Several laboratory experiments using AO have been successful in imaging photoreceptor cells in living human eyes. Automated cell counting techniques applied to such images have produced quantitative information in the form of cone density maps. Researchers have also even been able to identify the three types of cones and retrieve the trichromatic cone mosaic. Recent experiments have employed AO to image retinal pigment epithelium cells in living human eyes and marked ganglion cells in mammalian eyes. Beyond anatomical analysis, AO has also provided functional information: blood velocity measured in single capillaries, scintillation that accompanies phototransduction in individual cones, and microperimetry based on cone-targeted light stimulus delivery.

 

Intensive clinical research is now needed to explore the possible relations between findings obtained using AO, genotype data and visual function in a number of visual disorders and retinal diseases. In order to render these investigations feasible, the technology must continue to evolve: AO systems must be smaller, easier to operate, compatible with a wider variety of eyes, more resistant to the effects of eye movements, and have the ability to image wider retinal areas. Several research projects currently underway are competing to achieve these goals.

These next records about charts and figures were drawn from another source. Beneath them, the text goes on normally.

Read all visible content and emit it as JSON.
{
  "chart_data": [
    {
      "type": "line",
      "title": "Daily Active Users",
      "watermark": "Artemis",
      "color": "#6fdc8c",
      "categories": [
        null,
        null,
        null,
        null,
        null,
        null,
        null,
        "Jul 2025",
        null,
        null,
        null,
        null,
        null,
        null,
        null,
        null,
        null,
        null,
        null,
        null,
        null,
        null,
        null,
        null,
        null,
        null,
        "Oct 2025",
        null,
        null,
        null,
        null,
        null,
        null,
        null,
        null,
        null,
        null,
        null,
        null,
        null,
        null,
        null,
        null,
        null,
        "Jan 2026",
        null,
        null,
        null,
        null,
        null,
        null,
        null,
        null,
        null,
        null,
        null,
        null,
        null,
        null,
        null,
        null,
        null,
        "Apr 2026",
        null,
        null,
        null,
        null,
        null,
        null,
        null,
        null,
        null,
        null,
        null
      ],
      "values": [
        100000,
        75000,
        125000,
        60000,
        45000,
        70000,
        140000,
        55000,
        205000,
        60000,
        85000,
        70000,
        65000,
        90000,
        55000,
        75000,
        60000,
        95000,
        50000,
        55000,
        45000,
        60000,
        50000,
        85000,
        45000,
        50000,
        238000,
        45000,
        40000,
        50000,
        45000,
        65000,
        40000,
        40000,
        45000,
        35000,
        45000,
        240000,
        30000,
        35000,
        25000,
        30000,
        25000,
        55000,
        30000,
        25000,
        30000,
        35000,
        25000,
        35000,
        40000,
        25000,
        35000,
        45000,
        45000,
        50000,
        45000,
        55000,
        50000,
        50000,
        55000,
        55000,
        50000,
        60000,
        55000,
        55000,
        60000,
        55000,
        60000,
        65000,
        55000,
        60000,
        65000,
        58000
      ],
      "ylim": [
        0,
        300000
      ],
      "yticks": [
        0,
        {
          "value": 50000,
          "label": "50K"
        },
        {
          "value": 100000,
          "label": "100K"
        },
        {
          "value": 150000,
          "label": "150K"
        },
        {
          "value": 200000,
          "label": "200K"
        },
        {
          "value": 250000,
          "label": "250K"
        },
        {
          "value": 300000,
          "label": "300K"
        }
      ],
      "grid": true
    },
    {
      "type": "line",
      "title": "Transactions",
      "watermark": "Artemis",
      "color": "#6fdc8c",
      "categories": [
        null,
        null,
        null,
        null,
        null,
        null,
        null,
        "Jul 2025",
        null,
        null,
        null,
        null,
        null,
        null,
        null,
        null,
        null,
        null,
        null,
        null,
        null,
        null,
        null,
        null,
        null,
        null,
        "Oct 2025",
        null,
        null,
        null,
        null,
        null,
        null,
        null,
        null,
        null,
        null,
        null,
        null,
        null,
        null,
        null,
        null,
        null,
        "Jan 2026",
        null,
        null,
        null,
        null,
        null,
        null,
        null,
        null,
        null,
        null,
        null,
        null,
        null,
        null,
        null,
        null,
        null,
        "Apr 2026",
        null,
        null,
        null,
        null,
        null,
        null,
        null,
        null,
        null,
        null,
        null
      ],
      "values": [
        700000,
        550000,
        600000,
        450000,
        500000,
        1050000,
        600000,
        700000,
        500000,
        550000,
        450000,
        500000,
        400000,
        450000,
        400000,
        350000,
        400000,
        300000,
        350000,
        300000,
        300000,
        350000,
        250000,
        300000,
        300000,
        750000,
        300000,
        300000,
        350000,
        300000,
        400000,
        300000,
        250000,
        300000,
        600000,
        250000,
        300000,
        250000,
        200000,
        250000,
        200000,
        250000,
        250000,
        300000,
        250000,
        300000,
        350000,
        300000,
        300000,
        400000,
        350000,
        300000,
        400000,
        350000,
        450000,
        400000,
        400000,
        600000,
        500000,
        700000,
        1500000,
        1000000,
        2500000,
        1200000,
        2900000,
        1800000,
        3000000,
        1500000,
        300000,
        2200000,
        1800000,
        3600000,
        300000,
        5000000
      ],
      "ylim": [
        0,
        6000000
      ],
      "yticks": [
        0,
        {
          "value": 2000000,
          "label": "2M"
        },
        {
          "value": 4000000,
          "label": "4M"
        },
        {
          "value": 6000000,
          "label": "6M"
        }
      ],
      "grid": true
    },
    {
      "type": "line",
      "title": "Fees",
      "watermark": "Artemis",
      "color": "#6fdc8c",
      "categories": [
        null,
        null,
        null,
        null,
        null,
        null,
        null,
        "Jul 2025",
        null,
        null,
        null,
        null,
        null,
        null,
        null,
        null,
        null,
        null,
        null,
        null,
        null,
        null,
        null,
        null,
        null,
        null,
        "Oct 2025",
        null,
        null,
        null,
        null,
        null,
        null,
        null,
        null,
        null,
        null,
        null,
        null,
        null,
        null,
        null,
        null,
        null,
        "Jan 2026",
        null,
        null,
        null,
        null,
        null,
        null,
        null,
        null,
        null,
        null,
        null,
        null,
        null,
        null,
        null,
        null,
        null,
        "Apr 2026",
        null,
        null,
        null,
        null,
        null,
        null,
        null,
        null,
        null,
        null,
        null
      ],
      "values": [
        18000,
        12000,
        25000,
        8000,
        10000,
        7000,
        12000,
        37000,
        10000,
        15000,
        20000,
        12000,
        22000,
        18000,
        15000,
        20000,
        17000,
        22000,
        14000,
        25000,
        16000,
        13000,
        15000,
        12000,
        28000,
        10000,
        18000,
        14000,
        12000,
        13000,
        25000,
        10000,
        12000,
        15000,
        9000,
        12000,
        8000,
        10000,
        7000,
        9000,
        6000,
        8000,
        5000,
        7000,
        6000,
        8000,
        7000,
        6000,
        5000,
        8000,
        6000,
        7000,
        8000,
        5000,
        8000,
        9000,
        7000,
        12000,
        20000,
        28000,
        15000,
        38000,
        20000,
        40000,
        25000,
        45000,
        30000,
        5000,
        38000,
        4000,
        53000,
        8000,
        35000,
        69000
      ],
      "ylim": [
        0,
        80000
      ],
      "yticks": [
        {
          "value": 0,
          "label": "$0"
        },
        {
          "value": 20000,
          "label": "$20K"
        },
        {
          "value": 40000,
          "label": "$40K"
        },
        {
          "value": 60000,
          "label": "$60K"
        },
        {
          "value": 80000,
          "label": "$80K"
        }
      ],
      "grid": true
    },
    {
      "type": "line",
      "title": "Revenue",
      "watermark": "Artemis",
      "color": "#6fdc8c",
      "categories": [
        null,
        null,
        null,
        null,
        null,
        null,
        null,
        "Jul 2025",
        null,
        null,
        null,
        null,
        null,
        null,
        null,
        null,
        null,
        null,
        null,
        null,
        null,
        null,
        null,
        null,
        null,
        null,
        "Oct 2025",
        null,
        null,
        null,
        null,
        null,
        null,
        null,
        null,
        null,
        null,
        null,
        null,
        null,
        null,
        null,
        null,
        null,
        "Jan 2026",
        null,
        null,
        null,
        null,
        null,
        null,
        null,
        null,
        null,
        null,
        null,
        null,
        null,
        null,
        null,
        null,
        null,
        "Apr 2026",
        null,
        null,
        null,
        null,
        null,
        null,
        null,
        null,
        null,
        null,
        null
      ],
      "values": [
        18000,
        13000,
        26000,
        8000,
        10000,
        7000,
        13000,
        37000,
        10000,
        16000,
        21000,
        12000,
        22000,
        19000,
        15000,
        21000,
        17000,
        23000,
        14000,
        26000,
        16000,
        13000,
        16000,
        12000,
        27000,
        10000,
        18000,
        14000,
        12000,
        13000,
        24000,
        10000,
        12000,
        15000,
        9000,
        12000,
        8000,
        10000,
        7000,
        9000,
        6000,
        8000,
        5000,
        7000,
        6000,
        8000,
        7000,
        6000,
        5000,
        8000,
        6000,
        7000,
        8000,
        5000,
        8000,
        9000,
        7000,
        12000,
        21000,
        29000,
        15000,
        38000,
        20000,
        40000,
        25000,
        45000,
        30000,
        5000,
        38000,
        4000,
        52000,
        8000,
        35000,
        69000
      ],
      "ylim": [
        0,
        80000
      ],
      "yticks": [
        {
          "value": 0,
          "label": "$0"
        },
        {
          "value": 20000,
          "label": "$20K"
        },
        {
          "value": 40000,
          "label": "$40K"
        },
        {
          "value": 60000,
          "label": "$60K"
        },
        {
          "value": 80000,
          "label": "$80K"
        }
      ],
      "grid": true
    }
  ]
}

The INOVEO project, carried out by a French consortium of 11 partners, is poised to reach this goal and will deliver several AO fundus cameras for clinical research in early 2008. These devices will be based on a new electromagnetic deformable mirror technology that is able to correct OWAs in almost any human eye.

 

The potential applications for AO in the area of ophthalmology are vast. The medical and clinical investigations that will be carried out in the next 2-3 years will be key to identifying the actual clinical use and benefits of this exciting new technology.